Frontend E2E staged workspaces¶

Frontend E2E runs stage GitLab /builds/... workspaces onto a Docker-host path. The harness now prefers /ai-cloud-data/frontend-e2e and removes the current job's staged workspace on exit. It also prunes stale staged workspaces older than 24 hours. Older runs used /tmp/.frontend-e2e; in the April 30, 2026 incident this consumed about 180 GB and filled /.

Safe cleanup:

sudo rm -rf /tmp/.frontend-e2e
sudo find /ai-cloud-data/frontend-e2e -mindepth 3 -maxdepth 3 -type d -mtime +0 -exec rm -rf {} \; 2>/dev/null || true
sudo find /ai-cloud-data/frontend-e2e -mindepth 1 -type d -empty -delete 2>/dev/null || true
sudo apt-get clean
sudo journalctl --vacuum-size=300M
df -h / /ai-cloud-data

Docker JSON logs¶

Long-running containers can accumulate multi-GB JSON logs under Docker's data root.
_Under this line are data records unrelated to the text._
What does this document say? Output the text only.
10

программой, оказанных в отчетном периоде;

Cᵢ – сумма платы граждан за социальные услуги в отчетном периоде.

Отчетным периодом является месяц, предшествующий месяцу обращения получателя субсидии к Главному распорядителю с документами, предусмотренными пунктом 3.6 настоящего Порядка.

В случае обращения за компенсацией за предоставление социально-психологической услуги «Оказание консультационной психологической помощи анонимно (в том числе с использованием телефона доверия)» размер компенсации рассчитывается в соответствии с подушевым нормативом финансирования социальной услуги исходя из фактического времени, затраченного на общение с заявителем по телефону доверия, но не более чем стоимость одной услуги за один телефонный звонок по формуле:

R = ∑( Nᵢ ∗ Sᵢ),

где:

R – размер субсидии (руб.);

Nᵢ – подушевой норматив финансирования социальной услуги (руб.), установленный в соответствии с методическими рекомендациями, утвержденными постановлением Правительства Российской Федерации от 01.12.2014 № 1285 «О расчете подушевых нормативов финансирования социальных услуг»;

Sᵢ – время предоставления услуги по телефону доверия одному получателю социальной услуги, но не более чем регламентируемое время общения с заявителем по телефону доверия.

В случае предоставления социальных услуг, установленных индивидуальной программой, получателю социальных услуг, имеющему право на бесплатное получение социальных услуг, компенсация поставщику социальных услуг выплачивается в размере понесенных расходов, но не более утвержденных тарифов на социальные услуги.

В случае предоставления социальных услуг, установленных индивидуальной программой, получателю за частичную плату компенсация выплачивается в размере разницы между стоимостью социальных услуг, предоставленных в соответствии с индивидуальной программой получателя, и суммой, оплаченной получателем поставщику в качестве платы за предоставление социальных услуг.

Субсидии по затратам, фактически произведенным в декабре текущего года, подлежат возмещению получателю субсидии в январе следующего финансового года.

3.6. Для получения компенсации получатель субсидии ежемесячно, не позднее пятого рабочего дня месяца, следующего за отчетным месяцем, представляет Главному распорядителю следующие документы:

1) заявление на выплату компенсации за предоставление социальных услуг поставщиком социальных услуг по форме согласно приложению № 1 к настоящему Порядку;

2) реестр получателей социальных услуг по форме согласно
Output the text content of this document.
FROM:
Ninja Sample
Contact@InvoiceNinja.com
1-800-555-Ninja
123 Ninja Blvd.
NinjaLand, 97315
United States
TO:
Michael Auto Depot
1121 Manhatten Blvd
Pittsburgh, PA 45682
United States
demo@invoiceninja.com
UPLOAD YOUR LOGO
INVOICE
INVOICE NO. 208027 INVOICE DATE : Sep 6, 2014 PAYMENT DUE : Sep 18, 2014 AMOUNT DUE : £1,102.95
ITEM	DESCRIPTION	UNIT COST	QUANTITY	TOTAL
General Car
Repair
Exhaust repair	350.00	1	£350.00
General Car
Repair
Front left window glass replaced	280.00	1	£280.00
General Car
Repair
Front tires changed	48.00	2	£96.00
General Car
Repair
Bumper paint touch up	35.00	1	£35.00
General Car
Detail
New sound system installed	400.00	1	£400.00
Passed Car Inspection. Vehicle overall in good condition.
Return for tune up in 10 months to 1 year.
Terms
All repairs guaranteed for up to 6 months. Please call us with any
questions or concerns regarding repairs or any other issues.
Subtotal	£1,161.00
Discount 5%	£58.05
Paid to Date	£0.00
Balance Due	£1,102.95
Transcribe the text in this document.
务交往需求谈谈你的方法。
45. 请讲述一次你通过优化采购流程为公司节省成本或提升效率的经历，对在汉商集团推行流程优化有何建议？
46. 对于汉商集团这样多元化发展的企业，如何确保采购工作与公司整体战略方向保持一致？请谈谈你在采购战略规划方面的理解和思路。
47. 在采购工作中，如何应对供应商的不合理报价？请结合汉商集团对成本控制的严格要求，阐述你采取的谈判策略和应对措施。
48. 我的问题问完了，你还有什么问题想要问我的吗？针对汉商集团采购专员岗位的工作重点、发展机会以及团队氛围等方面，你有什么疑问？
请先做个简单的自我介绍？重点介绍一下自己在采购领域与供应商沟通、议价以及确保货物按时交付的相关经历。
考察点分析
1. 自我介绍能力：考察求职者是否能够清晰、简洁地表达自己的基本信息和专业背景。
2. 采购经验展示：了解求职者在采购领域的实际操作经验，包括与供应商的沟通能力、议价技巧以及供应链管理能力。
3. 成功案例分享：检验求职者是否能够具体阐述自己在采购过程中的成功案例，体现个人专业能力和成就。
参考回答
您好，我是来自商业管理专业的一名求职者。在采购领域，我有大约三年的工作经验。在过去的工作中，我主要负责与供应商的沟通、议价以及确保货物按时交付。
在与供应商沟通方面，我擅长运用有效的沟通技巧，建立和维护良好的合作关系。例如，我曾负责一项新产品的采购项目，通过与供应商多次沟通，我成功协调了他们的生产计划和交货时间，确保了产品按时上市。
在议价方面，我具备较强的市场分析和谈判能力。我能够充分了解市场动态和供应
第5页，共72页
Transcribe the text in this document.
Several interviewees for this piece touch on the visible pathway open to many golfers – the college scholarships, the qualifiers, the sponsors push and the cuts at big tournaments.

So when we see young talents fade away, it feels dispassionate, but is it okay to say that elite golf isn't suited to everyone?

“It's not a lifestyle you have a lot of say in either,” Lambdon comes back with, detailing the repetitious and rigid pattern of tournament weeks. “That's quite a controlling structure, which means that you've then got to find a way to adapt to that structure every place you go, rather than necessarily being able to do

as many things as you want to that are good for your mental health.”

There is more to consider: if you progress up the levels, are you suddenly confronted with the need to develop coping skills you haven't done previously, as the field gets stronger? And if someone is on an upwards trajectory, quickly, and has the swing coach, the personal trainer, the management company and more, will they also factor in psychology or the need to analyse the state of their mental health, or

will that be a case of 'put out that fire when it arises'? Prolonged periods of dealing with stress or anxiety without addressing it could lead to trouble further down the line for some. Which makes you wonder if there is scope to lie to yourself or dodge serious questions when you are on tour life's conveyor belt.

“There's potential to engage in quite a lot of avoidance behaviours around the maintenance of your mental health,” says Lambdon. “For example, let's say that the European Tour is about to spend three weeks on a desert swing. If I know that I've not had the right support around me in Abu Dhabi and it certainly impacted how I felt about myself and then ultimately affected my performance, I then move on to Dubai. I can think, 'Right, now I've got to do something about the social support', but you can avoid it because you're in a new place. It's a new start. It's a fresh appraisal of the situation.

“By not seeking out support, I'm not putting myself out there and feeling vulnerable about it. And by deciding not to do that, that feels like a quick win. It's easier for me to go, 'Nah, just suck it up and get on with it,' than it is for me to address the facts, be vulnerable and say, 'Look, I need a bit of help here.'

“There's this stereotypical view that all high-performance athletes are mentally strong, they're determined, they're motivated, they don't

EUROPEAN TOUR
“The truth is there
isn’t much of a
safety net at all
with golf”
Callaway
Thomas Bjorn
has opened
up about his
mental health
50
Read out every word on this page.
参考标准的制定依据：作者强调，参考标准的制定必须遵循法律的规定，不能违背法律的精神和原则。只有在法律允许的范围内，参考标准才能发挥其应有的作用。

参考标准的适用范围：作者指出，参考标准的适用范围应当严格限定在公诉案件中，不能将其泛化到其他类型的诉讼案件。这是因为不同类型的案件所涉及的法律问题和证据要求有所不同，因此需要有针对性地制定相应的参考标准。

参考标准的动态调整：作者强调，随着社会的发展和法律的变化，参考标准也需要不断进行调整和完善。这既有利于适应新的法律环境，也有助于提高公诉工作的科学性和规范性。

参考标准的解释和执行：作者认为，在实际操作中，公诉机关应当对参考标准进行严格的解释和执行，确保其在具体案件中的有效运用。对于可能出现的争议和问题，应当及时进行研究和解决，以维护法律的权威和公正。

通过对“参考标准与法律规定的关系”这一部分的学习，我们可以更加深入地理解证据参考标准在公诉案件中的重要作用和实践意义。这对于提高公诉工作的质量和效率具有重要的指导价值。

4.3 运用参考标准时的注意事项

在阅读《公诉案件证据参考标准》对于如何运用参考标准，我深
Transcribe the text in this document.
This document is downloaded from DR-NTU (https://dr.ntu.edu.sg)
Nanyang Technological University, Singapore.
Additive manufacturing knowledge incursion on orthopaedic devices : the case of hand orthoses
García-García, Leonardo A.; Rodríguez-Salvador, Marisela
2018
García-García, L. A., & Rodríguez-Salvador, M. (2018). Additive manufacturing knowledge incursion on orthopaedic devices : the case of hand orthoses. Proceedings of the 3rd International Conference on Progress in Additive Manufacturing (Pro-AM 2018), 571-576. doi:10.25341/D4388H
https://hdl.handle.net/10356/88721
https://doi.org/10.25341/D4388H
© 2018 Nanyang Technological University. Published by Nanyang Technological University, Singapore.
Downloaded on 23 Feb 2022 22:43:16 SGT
In the same incident the largest logs were from GitLab and GPUaaS workers.

Inspect:

sudo find /ai-cloud-data/docker/containers -name '*-json.log' -size +1G \
  -printf '%s %p\n' | sort -n | tail -30

Safe cleanup:

sudo find /ai-cloud-data/docker/containers -name '*-json.log' -size +1G \
  -exec truncate -s 0 {} \;

Old Docker images and runner volumes¶

CI builds can leave hundreds of old runtime images and unused runner cache volumes.

Conservative cleanup:

sudo docker container prune -f --filter 'until=24h'
sudo docker volume prune -f
sudo docker image prune -af --filter 'until=168h'
sudo docker builder prune -af --filter 'until=168h'
sudo docker system df
df -h /ai-cloud-data

Do not use docker system prune --volumes without checking active services and runner activity.

Installed Guardrail¶

vm-104 has a daily systemd cleanup timer:

Script: /usr/local/sbin/gpuaas-docker-cleanup.sh
Service: /etc/systemd/system/gpuaas-docker-cleanup.service
Timer: /etc/systemd/system/gpuaas-docker-cleanup.timer
Schedule: daily around 03:20 UTC with a randomized delay

The timer:

truncates Docker JSON logs larger than 1 GB
prunes stopped containers older than 24 hours
prunes unused volumes
prunes unused images older than 7 days
prunes build cache older than 7 days

Check status:

systemctl list-timers gpuaas-docker-cleanup.timer --no-pager
sudo systemctl status gpuaas-docker-cleanup.timer --no-pager
sudo journalctl -u gpuaas-docker-cleanup.service -n 200 --no-pager

Run manually:

sudo systemctl start gpuaas-docker-cleanup.service

Docker Log Rotation¶

Docker daemon config on vm-104 includes log rotation:

{
  "data-root": "/ai-cloud-data/docker",
  "log-driver": "json-file",
  "log-opts": {
    "max-size": "100m",
    "max-file": "5"
  }
}

The log setting applies when containers are recreated. Existing containers may continue with their previous logging config until restart/redeploy.

Verification¶

After cleanup:

df -h / /ai-cloud-data
sudo docker ps --format '{{.Names}} {{.Status}}' | grep -E 'gpuaas-gitlab|gpuaas-gitlab-runner'
git ls-remote platform-control-gitlab:root/GPUasService.git refs/heads/master

If GitLab was blocked by root disk exhaustion, retry the failed push after / has free space.